Com a chegada do mês de outubro, os adeptos do Liverpool FC celebraram dois aniversários notáveis. Primeiro, Jürgen Klopp cumpriu um ano como treinador do clube, e segundo – um acontecimento bem menos discutido – o centésimo jogo de médio atacante inglês Adam Lallana pelos Reds na vitoria sobre o West Bromwich Albion.

Para o carismático treinador alemão , deixar a sua marca no clube foi um processo que demorou bastante, mas, com o começo da nova temporada, o seu impacto no gigante futebolístico do noroeste inglês é cada vez mais notório. Essa transição do futebol do ex-treinador Brendan Rodgers, cuja visão de impor ‘morte pelo futebol’ nos adversários se tornou profundamente mais dinâmica – tão em termos da mentalidade da equipa como do modo de jogar – sob a liderança de Klopp, para o estilo novo, fica mais visível na forma do já mencionado Lallana.

Na verdade, ao contrario dos seus vizinhos europeus e latino-americanos historicamente mais proeminentes na história do desporto, que podem evocar figuras lendárias como Messi, Maradona, Cristiano Ronaldo, Pelé, Zidane, Bergkamp, Cruyff, Iniesta, Best ou Ronaldinho Gaúcho, o futebol inglês raramente produz jogadores da laia técnica alta que tem toda facilidade do mundo com a bola nos pés ou que, repentinamente, podem realizar um drible decisivo, mas suave e delicado. Embora não quisesse insinuar que Adam Lallana pertence a este nível de jogadores todo-poderosos – isso não era minha intenção – se olharia sua técnica imaculada, sua habilidade de chutar com as duas pernas e sua compostura quando está com possessão da bola, ficaria extremamente claro que tem qualidades excecionais para um jogador inglês de hoje em dia.
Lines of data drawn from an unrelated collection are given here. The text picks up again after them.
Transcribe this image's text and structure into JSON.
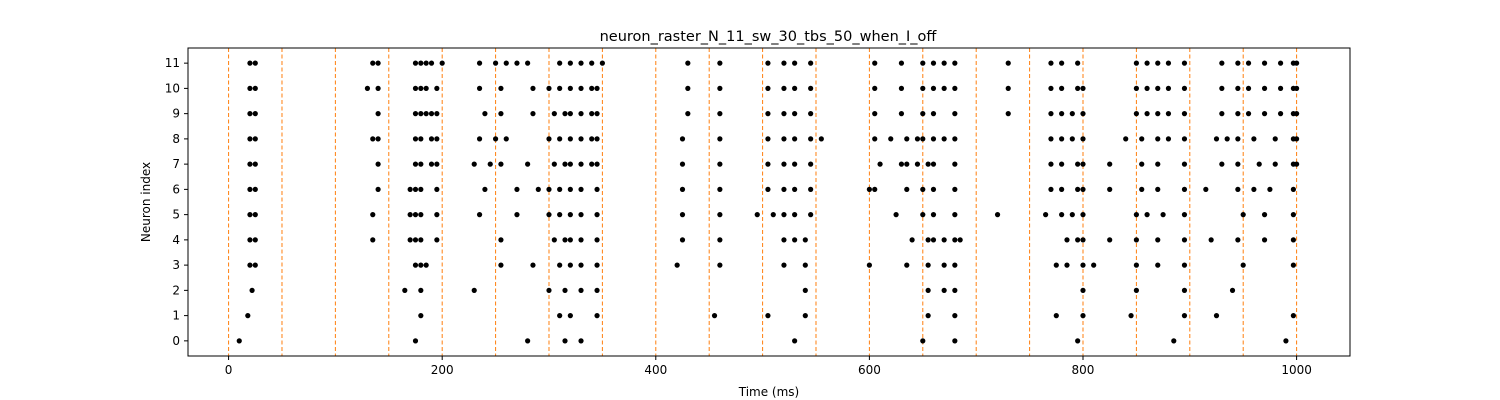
{
  "chart_data": {
    "type": "scatter",
    "title": "neuron_raster_N_11_sw_30_tbs_50_when_I_off",
    "xlabel": "Time (ms)",
    "ylabel": "Neuron index",
    "xlim": [
      -38,
      1050
    ],
    "ylim": [
      -0.6,
      11.6
    ],
    "xticks": [
      0,
      200,
      400,
      600,
      800,
      1000
    ],
    "yticks": [
      0,
      1,
      2,
      3,
      4,
      5,
      6,
      7,
      8,
      9,
      10,
      11
    ],
    "grid": false,
    "legend": "none",
    "vlines": {
      "values": [
        0,
        50,
        100,
        150,
        200,
        250,
        300,
        350,
        400,
        450,
        500,
        550,
        600,
        650,
        700,
        750,
        800,
        850,
        900,
        950,
        1000
      ],
      "color": "#ff7f0e",
      "style": "dashed"
    },
    "marker_color": "#000000",
    "spikes": [
      {
        "neuron": 0,
        "times": [
          10,
          175,
          280,
          315,
          330,
          530,
          650,
          680,
          795,
          885,
          990
        ]
      },
      {
        "neuron": 1,
        "times": [
          18,
          180,
          310,
          320,
          345,
          455,
          505,
          540,
          655,
          680,
          775,
          800,
          845,
          895,
          925,
          997
        ]
      },
      {
        "neuron": 2,
        "times": [
          22,
          165,
          180,
          230,
          300,
          315,
          330,
          345,
          540,
          655,
          670,
          680,
          800,
          850,
          895,
          940
        ]
      },
      {
        "neuron": 3,
        "times": [
          20,
          25,
          175,
          180,
          185,
          255,
          285,
          310,
          320,
          330,
          345,
          420,
          460,
          520,
          540,
          600,
          635,
          655,
          670,
          680,
          775,
          785,
          800,
          810,
          850,
          870,
          895,
          950,
          997
        ]
      },
      {
        "neuron": 4,
        "times": [
          20,
          25,
          135,
          170,
          175,
          180,
          195,
          255,
          305,
          315,
          320,
          330,
          345,
          425,
          460,
          520,
          530,
          540,
          640,
          655,
          660,
          670,
          680,
          685,
          785,
          795,
          800,
          825,
          850,
          870,
          895,
          920,
          945,
          970,
          997
        ]
      },
      {
        "neuron": 5,
        "times": [
          20,
          25,
          135,
          170,
          175,
          180,
          195,
          235,
          270,
          300,
          310,
          320,
          330,
          345,
          425,
          460,
          495,
          510,
          520,
          530,
          545,
          625,
          650,
          660,
          680,
          720,
          765,
          780,
          790,
          800,
          850,
          860,
          875,
          895,
          950,
          970,
          997
        ]
      },
      {
        "neuron": 6,
        "times": [
          20,
          25,
          140,
          170,
          175,
          180,
          195,
          240,
          270,
          290,
          300,
          310,
          320,
          330,
          345,
          425,
          460,
          505,
          520,
          530,
          545,
          600,
          605,
          635,
          650,
          660,
          680,
          770,
          780,
          795,
          800,
          825,
          855,
          870,
          895,
          915,
          945,
          960,
          975,
          997
        ]
      },
      {
        "neuron": 7,
        "times": [
          20,
          25,
          140,
          175,
          180,
          190,
          195,
          230,
          245,
          255,
          280,
          305,
          315,
          320,
          330,
          340,
          345,
          425,
          460,
          505,
          520,
          530,
          545,
          610,
          630,
          635,
          645,
          655,
          660,
          680,
          770,
          780,
          795,
          800,
          825,
          855,
          870,
          895,
          930,
          945,
          965,
          980,
          997,
          1000
        ]
      },
      {
        "neuron": 8,
        "times": [
          20,
          25,
          135,
          140,
          175,
          180,
          190,
          195,
          235,
          250,
          260,
          300,
          310,
          320,
          330,
          340,
          345,
          425,
          460,
          505,
          520,
          530,
          545,
          555,
          605,
          620,
          635,
          645,
          650,
          660,
          670,
          680,
          770,
          780,
          790,
          800,
          840,
          855,
          870,
          880,
          895,
          925,
          935,
          945,
          960,
          980,
          997,
          1000
        ]
      },
      {
        "neuron": 9,
        "times": [
          20,
          25,
          140,
          175,
          180,
          185,
          190,
          195,
          240,
          255,
          285,
          305,
          315,
          320,
          330,
          340,
          345,
          430,
          460,
          505,
          520,
          530,
          545,
          605,
          630,
          650,
          660,
          680,
          730,
          770,
          780,
          790,
          800,
          850,
          860,
          870,
          880,
          895,
          930,
          945,
          955,
          970,
          985,
          997,
          1000
        ]
      },
      {
        "neuron": 10,
        "times": [
          20,
          25,
          130,
          140,
          175,
          180,
          185,
          195,
          235,
          255,
          285,
          300,
          310,
          320,
          330,
          340,
          345,
          430,
          460,
          505,
          520,
          530,
          545,
          605,
          630,
          650,
          660,
          670,
          680,
          730,
          770,
          780,
          795,
          800,
          850,
          860,
          870,
          880,
          895,
          930,
          945,
          955,
          970,
          985,
          997,
          1000
        ]
      },
      {
        "neuron": 11,
        "times": [
          20,
          25,
          135,
          140,
          175,
          180,
          185,
          190,
          200,
          235,
          250,
          260,
          270,
          280,
          310,
          320,
          330,
          340,
          350,
          430,
          460,
          505,
          520,
          530,
          545,
          605,
          630,
          650,
          660,
          670,
          680,
          730,
          770,
          780,
          795,
          850,
          860,
          870,
          880,
          895,
          930,
          945,
          955,
          970,
          985,
          997,
          1000
        ]
      }
    ]
  }
}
Mas dito isto, se ele tem todo esse talento, porque ainda não estrelou a nível mundial? A verdade é que, apesar de ser um jogador efervescente, o jogo dele é ainda mais frustrante. Com muita frequência enganava jornalistas, adeptos e treinadores porque ofereceu tanto potencialidade no campo, mas havia uma grande carência de produto final; de golos e assistências no seu jogo. Mesmo assim, depois de jogar com o Southampton FC em League One e The Championship, chegou na Premier League em 2012 e começou a brilhar. Mostrou todas essas qualidades técnicas ao mundo na temporada de 2013/14 e era louvado pelo país inteiro como um dos novos talentos maiores da Inglaterra. Recebeu nominações para vários prémios da Premier League e uma convocação à seleção inglesa para o Campeonato do Mundo ao seu fim, então, quando chegou a Merseyside por um preço enorme ­– por volta de £25 milhões – e com o peso de grandes expectativas.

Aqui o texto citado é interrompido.